What Parents Can Do When They Notice Anxiety Signs

Parents cannot remove every worry from a child’s life, and they do not need to. The goal is to help children feel supported while gradually learning that they can handle difficult feelings.

Listen Without Dismissing the Feeling

Avoid saying, “Don’t be silly,” “There’s nothing to worry about,” or “You’re fine.” While these phrases may be meant to reassure, they can make children feel misunderstood.

Try:

  • “That feels scary to you.”
  • “You’re worried about what might happen.”
  • “I can see this is hard.”
  • “Let’s talk about what your worry is saying.”

Name the Anxiety

Some families find it helpful to give worry a name, such as “the worry voice” or “the worry monster.” This helps children see anxiety as something they can talk back to, not their whole identity.

For example: “Your worry voice says you can’t go in. What can your brave voice say?”

Create a Coping Plan

A coping plan might include:

  • Taking slow breaths
  • Holding a comfort object
  • Using a short phrase, such as “I can try”
  • Asking for help
  • Breaking a task into small steps
  • Practising the situation in advance
  • Having a predictable goodbye routine

Avoid Strengthening Avoidance

It is natural to want to protect children from distress. However, if parents always remove the child from every anxiety trigger, the child may not learn coping skills.

Instead, use gentle exposure. This means helping the child approach feared situations in small, manageable steps.

For example:

  • First, visit the class location when it is quiet.
  • Next, meet the teacher briefly.
  • Then, stay for part of the class.
  • Later, join the class with a short goodbye routine.

This approach respects the child’s fear while helping them build confidence.

When to Seek Professional Support

Parents should consider seeking support if anxiety is persistent, intense, or affecting daily functioning. The CDC recommends speaking with a healthcare provider or mental health specialist when parents are concerned about anxiety or depression in their child.

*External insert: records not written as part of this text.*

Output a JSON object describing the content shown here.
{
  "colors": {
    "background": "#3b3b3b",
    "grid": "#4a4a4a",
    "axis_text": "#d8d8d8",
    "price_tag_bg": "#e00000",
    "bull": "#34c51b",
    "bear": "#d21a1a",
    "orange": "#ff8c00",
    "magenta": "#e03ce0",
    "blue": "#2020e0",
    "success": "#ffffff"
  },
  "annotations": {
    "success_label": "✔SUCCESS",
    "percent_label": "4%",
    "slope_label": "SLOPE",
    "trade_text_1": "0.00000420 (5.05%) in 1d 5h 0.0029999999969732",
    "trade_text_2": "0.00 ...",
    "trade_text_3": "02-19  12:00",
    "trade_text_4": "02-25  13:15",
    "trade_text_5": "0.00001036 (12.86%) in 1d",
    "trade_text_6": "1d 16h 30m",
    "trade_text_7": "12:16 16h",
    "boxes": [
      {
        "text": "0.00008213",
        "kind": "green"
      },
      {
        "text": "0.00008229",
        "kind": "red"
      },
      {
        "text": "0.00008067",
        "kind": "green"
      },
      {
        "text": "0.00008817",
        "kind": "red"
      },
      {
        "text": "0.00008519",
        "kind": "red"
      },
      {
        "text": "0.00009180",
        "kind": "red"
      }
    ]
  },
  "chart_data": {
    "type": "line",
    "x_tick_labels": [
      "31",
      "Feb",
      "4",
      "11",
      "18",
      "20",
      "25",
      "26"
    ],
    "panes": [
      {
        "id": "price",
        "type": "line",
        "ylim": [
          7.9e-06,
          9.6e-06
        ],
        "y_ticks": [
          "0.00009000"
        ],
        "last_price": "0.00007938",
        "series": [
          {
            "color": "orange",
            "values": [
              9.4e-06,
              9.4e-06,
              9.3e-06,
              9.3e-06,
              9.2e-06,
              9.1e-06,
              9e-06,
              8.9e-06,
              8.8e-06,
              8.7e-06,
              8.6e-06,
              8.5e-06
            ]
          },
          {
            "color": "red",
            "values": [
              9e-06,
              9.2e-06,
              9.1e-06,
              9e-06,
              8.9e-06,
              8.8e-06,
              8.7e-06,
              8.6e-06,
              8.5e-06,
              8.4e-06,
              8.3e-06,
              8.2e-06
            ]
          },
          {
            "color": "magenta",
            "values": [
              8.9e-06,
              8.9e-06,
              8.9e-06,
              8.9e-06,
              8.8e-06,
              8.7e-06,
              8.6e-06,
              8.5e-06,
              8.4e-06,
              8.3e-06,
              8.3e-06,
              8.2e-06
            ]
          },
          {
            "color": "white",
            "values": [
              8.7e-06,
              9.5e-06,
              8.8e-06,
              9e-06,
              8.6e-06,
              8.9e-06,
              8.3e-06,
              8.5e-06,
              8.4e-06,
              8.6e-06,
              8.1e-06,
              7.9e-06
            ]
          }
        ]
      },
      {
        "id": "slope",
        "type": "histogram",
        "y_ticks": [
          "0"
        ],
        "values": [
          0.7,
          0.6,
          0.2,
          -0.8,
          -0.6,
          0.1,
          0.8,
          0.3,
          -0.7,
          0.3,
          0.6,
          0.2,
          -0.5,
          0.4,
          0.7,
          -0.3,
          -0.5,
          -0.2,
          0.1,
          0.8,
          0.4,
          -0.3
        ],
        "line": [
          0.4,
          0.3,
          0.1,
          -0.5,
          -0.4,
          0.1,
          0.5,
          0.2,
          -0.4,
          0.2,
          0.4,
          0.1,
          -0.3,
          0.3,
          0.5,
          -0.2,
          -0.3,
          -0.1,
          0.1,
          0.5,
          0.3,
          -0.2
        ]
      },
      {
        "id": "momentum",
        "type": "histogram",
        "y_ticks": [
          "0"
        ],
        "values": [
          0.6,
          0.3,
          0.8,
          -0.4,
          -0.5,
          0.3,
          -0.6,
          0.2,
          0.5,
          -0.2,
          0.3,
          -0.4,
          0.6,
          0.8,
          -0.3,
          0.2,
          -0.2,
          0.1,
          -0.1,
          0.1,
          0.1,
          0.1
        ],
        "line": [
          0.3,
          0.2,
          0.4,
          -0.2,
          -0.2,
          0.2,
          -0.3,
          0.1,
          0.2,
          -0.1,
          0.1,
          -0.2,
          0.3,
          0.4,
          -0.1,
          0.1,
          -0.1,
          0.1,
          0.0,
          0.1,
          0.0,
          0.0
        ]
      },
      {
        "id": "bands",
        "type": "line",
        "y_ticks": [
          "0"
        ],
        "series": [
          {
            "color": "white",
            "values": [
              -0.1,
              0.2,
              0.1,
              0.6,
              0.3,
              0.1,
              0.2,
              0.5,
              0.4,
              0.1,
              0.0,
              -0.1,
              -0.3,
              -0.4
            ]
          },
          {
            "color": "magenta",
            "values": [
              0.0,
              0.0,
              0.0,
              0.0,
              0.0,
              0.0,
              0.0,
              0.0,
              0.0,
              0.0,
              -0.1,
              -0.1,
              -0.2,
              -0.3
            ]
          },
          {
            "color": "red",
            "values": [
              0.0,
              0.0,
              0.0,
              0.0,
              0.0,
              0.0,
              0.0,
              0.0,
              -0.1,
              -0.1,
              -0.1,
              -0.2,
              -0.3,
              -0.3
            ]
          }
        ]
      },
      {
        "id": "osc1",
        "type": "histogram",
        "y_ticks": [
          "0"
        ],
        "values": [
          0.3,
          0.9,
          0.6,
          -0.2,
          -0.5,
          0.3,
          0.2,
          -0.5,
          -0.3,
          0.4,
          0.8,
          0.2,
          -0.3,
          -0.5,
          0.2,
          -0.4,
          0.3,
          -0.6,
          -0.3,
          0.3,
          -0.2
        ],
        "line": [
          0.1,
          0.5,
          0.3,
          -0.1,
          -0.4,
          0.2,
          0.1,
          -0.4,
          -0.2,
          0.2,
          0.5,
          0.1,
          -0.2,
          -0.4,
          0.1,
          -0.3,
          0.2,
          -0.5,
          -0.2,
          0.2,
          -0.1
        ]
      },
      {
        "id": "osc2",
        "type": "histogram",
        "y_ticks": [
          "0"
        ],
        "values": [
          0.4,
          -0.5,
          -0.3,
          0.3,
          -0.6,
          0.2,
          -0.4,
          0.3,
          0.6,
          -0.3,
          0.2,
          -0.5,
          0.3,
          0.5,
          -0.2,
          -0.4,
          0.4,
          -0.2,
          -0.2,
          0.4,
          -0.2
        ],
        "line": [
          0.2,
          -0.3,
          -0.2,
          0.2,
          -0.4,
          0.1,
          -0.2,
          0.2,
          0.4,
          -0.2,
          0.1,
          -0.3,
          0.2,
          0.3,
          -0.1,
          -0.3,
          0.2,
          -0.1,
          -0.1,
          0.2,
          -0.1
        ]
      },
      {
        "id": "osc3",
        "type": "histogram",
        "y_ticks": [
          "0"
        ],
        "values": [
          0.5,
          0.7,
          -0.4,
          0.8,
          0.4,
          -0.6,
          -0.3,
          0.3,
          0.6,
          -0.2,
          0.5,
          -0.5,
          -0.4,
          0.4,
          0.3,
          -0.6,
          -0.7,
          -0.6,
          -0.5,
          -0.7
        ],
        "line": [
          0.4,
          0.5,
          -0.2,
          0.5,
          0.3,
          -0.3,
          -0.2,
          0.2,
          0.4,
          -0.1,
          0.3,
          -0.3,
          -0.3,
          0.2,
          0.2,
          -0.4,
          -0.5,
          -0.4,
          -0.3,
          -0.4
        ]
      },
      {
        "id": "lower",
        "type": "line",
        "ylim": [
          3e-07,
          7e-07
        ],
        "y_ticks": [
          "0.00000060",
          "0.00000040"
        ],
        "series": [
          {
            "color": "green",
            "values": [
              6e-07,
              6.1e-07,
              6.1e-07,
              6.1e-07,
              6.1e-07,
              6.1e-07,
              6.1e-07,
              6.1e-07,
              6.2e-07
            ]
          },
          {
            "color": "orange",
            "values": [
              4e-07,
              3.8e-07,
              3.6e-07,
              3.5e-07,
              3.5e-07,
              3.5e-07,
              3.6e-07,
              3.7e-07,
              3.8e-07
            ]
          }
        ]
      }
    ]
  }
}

Consider professional guidance if a child:

  • Avoids school or activities regularly
  • Has frequent physical complaints without clear medical cause
  • Cannot sleep because of worry
  • Has panic-like symptoms
  • Has severe separation distress
  • Shows frequent emotional outbursts linked to fear
  • Repeatedly seeks reassurance but remains distressed
  • Stops enjoying activities they used to like
  • Has anxiety that affects family routines
  • Talks about hopelessness, self-harm, or not wanting to live

For urgent safety concerns, parents should seek immediate professional or emergency support.

How Preschool and Enrichment Environments Can Help

A supportive preschool or enrichment class can help anxious children practise confidence in a safe setting. However, the environment should be warm, predictable, and developmentally appropriate.

Helpful classroom supports include:

  • Clear routines
  • Gentle transitions
  • Small group activities
  • Warm teacher-child relationships
  • Encouragement without pressure
  • Opportunities to practise social skills
  • Visual schedules
  • Calm spaces
  • Positive reinforcement
  • Parent-teacher communication

A child who feels anxious may need time to warm up. Teachers should avoid shaming the child for being hesitant. Instead, they can gently invite participation, offer small roles, and celebrate effort.

Anxiety Signs Are Signals, Not Labels

The signs of anxiety in children can appear in many forms: stomach aches, headaches, clinginess, sleep problems, tantrums, avoidance, repeated reassurance seeking, perfectionism, irritability, or difficulty concentrating. Because anxiety does not always look like fear, parents may sometimes misread it as defiance, laziness, or attention seeking.

However, when parents look beneath the behaviour, they can respond more effectively. A child with anxiety needs empathy, structure, coping tools, and gradual support—not shame or pressure.

Most importantly, anxiety is not a character flaw. It is a signal that a child’s nervous system is feeling overwhelmed. With patient guidance, supportive routines, healthy communication, and professional help when needed, children can learn to understand their worries, face challenges step by step, and build confidence in their ability to cope.